More to the point, the provision of these public goods by a private organization has the potential to sap the energy to address these problems from government entirely, making the application of power all the more disturbing: it’s one thing if a charity provides 1% or even 10% of a school’s budget, but it’s quite another if a charity ends up providing 100% of a school’s budget. In the former situation, the private group or individual gets a seat at the table; in the latter, the private group gets the ONLY seat at the table.
And maybe that’s what’s happened with the Avengers – they have become too powerful, and the world too dependent on their power to solve the world’s problems. While we might be OK with that level of power when Captain America is making decisions we agree with, or when we, the audience, get to see how the decisions get made. But to the average person living in the MCU, all the see is a small group of strangers making world altering decisions, far outside the public eye – and so it’s understandable if they start to get scared of what happens when, say, the world is threatened by one of Steve Rogers childhood friends.
Consider the following scenario: a billionaire decides that global warming is an existential threat to the world. So he starts construction on a geoengineering project, designed to inject aerosols high into the stratosphere, lowering world temperatures. This isn’t fantasy – indeed, it’s likely possible given existing technologies.
If you believe that global warming is a threat, maybe you’d cheer this project – but much more likely, you’d be terrified. Even if you thought that the geoengineering project in question was fundamentally a sound proposition, you might balk at the idea of a single person with their hand on the global thermostat, completely unaccountable to the desires of the rest of the globe. The point of your objection wouldn’t be policy: the point would be simple accountability and transparency. A project like that could never hope to have the degree of legitimacy needed for people to accept it.

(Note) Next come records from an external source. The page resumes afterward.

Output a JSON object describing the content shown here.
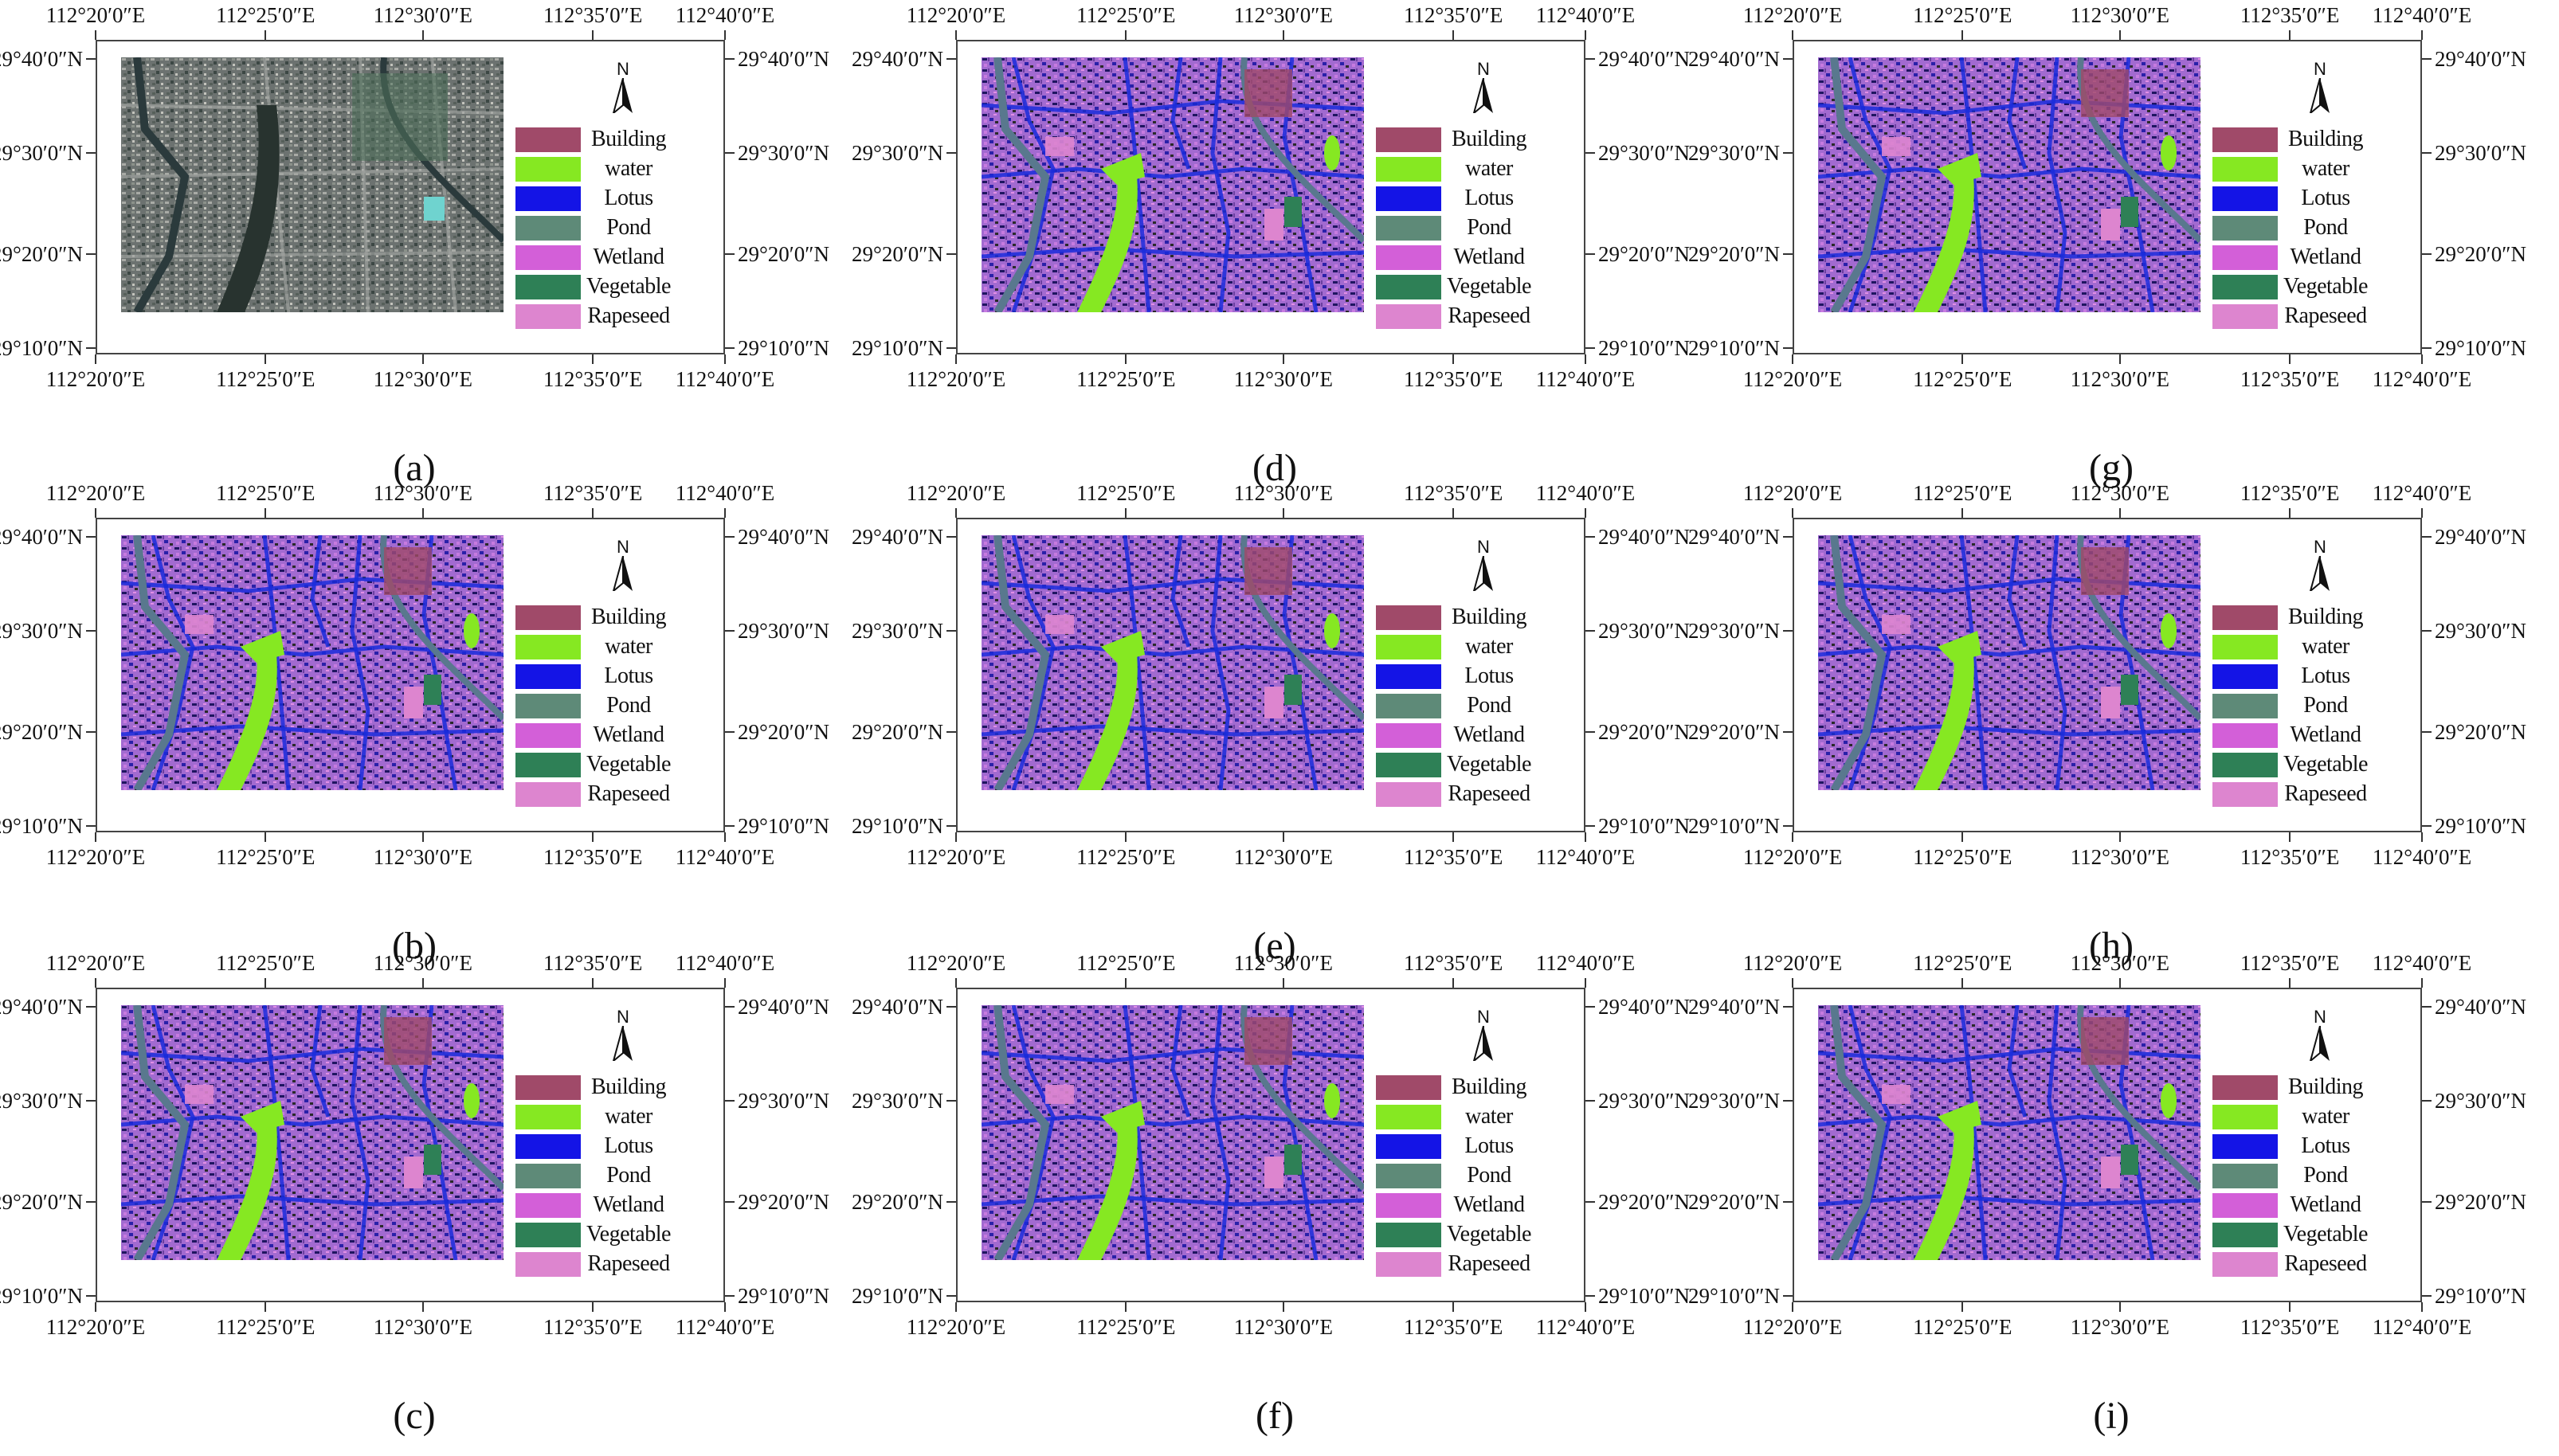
{
  "longitude_labels": [
    "112°20′0″E",
    "112°25′0″E",
    "112°30′0″E",
    "112°35′0″E",
    "112°40′0″E"
  ],
  "latitude_labels": [
    "29°40′0″N",
    "29°30′0″N",
    "29°20′0″N",
    "29°10′0″N"
  ],
  "north_label": "N",
  "legend": [
    {
      "name": "Building",
      "color": "#a04a69"
    },
    {
      "name": "water",
      "color": "#86e822"
    },
    {
      "name": "Lotus",
      "color": "#1414e6"
    },
    {
      "name": "Pond",
      "color": "#5e8a78"
    },
    {
      "name": "Wetland",
      "color": "#d35fd8"
    },
    {
      "name": "Vegetable",
      "color": "#2e8056"
    },
    {
      "name": "Rapeseed",
      "color": "#dd85cf"
    }
  ],
  "panels": [
    {
      "label": "(a)",
      "kind": "satellite"
    },
    {
      "label": "(b)",
      "kind": "classified"
    },
    {
      "label": "(c)",
      "kind": "classified"
    },
    {
      "label": "(d)",
      "kind": "classified"
    },
    {
      "label": "(e)",
      "kind": "classified"
    },
    {
      "label": "(f)",
      "kind": "classified"
    },
    {
      "label": "(g)",
      "kind": "classified"
    },
    {
      "label": "(h)",
      "kind": "classified"
    },
    {
      "label": "(i)",
      "kind": "classified"
    }
  ]
}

But on the other hand, maybe a project like that is the only hope of finding a workable solution to a pressing problem. That’s Captain America’s position – there’s a problem, he can solve it, and he’s not going to let some narrow-minded politician stand in his way.
In the end, one of the things that makes Civil War work is that we can sympathize with both Tony and Steve: we want to believe in democratic institutions, and the in primacy of the rule of law, but at the same time we want our heroes to be able to solve our problems without going through a mountain of redtape, beset on all sides by petty political wrangling.